If more performance is wished, the strings in the Defines can be transformed in the corresponding C++ (lambda) functions.
If the type of the e, t and d columns is not RVec, the code will have to be adapted accordingly (the documentation about the VecOps is here: the implementation of the operator [] can be found there).

I hope this helps.

Cheers,
D

2 Likes

Dear @Danilo,

Yes, this is exactly what I was looking for. Thank you very much for the kind help.

As mentioned by you, it is bit slower compared to the selection/filter (although I know that it doesn’t do exactly what I was looking for) which I used in the meantime.

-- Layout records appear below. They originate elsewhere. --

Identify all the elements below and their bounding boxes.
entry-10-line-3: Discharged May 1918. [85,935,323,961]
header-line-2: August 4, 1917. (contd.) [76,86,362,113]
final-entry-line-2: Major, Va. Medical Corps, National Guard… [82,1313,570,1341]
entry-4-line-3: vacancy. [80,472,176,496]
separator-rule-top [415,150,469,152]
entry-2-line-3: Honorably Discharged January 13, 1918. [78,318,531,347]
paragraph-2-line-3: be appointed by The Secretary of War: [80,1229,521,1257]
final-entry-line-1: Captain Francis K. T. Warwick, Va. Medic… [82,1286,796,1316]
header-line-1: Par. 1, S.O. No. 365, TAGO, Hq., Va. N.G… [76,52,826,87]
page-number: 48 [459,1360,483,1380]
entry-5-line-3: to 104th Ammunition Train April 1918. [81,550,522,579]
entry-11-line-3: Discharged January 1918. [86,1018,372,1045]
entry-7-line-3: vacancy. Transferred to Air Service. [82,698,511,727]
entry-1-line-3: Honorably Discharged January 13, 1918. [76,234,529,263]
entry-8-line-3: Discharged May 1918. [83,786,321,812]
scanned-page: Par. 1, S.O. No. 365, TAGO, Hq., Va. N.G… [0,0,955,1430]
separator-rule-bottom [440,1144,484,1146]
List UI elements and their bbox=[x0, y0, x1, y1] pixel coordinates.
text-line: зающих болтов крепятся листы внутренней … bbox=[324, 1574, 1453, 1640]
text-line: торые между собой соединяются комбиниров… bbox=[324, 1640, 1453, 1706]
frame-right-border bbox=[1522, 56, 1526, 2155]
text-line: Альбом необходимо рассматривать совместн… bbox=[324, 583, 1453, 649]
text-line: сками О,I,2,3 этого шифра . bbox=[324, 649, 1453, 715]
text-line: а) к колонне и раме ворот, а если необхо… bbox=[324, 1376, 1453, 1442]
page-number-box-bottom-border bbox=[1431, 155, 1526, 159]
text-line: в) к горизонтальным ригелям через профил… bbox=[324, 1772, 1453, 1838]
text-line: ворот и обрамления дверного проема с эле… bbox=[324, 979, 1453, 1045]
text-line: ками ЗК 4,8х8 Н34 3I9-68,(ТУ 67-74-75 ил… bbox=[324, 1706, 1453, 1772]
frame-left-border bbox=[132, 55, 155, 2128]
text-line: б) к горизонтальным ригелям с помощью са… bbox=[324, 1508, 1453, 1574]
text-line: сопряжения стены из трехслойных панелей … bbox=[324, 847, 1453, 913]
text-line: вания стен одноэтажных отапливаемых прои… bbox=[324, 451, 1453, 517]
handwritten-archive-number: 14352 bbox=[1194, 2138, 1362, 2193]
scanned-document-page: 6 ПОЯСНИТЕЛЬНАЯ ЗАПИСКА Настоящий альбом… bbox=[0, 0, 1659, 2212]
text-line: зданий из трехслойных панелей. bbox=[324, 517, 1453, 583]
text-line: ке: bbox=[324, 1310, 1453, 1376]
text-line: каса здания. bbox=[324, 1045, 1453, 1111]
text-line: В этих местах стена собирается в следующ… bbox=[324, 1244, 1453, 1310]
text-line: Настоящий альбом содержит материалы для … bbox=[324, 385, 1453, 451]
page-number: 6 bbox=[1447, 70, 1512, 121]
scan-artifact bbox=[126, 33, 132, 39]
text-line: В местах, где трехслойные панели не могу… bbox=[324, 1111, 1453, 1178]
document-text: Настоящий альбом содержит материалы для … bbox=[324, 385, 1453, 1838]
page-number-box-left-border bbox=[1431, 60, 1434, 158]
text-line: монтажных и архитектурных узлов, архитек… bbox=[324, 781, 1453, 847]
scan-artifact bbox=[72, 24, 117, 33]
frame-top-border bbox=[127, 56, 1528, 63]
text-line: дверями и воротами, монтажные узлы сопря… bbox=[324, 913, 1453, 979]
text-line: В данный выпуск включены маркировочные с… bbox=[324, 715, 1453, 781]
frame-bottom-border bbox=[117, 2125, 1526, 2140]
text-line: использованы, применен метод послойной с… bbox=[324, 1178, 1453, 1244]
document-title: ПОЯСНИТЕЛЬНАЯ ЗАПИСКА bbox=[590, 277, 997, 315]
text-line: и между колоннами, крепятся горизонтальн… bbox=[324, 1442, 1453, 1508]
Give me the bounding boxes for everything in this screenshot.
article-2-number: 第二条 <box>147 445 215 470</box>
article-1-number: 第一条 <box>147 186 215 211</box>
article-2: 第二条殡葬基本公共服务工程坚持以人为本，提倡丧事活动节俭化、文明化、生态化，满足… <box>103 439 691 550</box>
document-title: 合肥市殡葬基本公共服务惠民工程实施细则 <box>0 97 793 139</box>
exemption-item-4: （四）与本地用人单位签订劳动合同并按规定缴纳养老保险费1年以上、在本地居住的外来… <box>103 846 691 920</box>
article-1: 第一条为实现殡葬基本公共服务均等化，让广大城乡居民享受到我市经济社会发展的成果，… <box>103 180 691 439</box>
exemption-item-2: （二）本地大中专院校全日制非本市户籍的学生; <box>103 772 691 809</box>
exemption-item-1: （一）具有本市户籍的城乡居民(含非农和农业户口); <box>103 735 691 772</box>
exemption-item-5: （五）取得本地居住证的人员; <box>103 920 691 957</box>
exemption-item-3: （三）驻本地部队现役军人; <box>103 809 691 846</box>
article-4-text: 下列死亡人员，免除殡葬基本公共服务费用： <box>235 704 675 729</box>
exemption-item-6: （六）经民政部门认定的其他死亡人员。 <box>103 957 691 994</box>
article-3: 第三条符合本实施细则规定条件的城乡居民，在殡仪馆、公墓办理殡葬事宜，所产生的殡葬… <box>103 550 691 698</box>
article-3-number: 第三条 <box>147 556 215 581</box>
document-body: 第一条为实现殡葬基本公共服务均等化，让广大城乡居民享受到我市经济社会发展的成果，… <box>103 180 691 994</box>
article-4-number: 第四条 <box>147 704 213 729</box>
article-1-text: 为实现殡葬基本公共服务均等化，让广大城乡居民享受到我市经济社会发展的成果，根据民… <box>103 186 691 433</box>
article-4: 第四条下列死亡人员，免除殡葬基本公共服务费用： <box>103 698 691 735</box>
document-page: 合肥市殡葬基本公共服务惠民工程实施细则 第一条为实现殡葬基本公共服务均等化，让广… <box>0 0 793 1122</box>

Filter("d[0] == 2 && d[1] == 3")

Could this be also due to the extra columns which are defined in the code above?

Regards,

Ajay

@Danilo

When you say - corresponding C++ (lambda) function, do you mean using:

auto dSelect =  [](ROOT::RVec<int> x) {return x == 2 || x == 3;};
.
.
df.Define("indices", dSelect, {"d"})
  .Define("new_e", "e[indices]")
  .Define("new_t", "t[indices]");
.
.
instead of

df.Define("indices", "(d == 2 || d == 3)")
  .Define("new_e", "e[indices]")
  .Define("new_t", "t[indices]");
.
.

or something more?

Ajay

Hi Ajay,

Exactly, nothing more. For small workflows, you should not see any difference - the JITted code by ROOT is quite performant. Clearly those calls cannot be inlined and do not benefit from a full fledged compiler pass, that sees the rest of the code. If at some point you feel you might use more performance you know where to look first :slight_smile:

Cheers,
D

Hi @Danilo,

Thank you for the message!

To learn further, I modified your code as follows with a concise lambda.
This is also because I want to mention the values elements of d as parameters

void d_filter(int d1, int d2)
{
int va = d1;
int vb = d2;

auto dSelect = [&, va, vb](ROOT::RVec<int> a, ROOT::RVec<ULong64_t> b) {return b[a == va || a == vb];};

ROOT::RDataFrame empty_df(1);
auto df = empty_df.Define("d", [](){return ROOT::RVec<int>({1, 2, 3, 4});})
                  .Define("e", [](){return ROOT::RVec<ULong64_t>({100, 200, 300, 400});})
                  .Define("t", [](){return ROOT::RVec<ULong64_t>({1111, 2222, 3333, 4444});});

auto df2 = df
        .Define("new_e", dSelect, {"d", "e"})
        .Define("new_t", dSelect, {"d", "t"});

auto e = df2.Take<ROOT::RVec<ULong64_t>>("e");
auto t = df2.Take<ROOT::RVec<ULong64_t>>("t");
auto new_e = df2.Take<ROOT::RVec<ULong64_t>>("new_e");
auto new_t = df2.Take<ROOT::RVec<ULong64_t>>("new_t");

std::cout << e.GetValue()[0] << std::endl
          << t.GetValue()[0] << std::endl
          << new_e.GetValue()[0] << std::endl
          << new_t.GetValue()[0] << std::endl;
}

Now I can run this code as:

.L d_filter.C++
d_filter(2,3)
d_filter(1,2)

etc. Please point out if there is any mistake/bug in this code. If there is none, then I consider this is the final version of what I wanted to achieve as mentioned in my first post in this thread.

Thank you once again for your help.

Pinging just to keep this thread alive.

Hi. No need to ping, it looks fine if you validated and benchmarked it.

What is equivalent of std::any_of in ROOT::RVec or ROOT::VecOp?
I am unable to find here.

Hi,

This should be a different post, but here I go.
You do not need a corresponding utility but can just use std::any_of:

root [0] ROOT::RVec<int> v {1,2,3,4}
(ROOT::RVec<int> &) { 1, 2, 3, 4 }
root [1] std::any_of(v.begin(), v.end(), [](int i){return i==3;})
(bool) true
root [2] std::any_of(v.begin(), v.end(), [](int i){return i==64;})
(bool) false

Thanks dear @Danilo!

May I please also bring your attention to this post.

I have tried my best, but still unable to achieve what I am trying to do as mentioned in that post.

As you might have noticed from our discussion, I am slowly trying to port my data analysis to RDataFrame.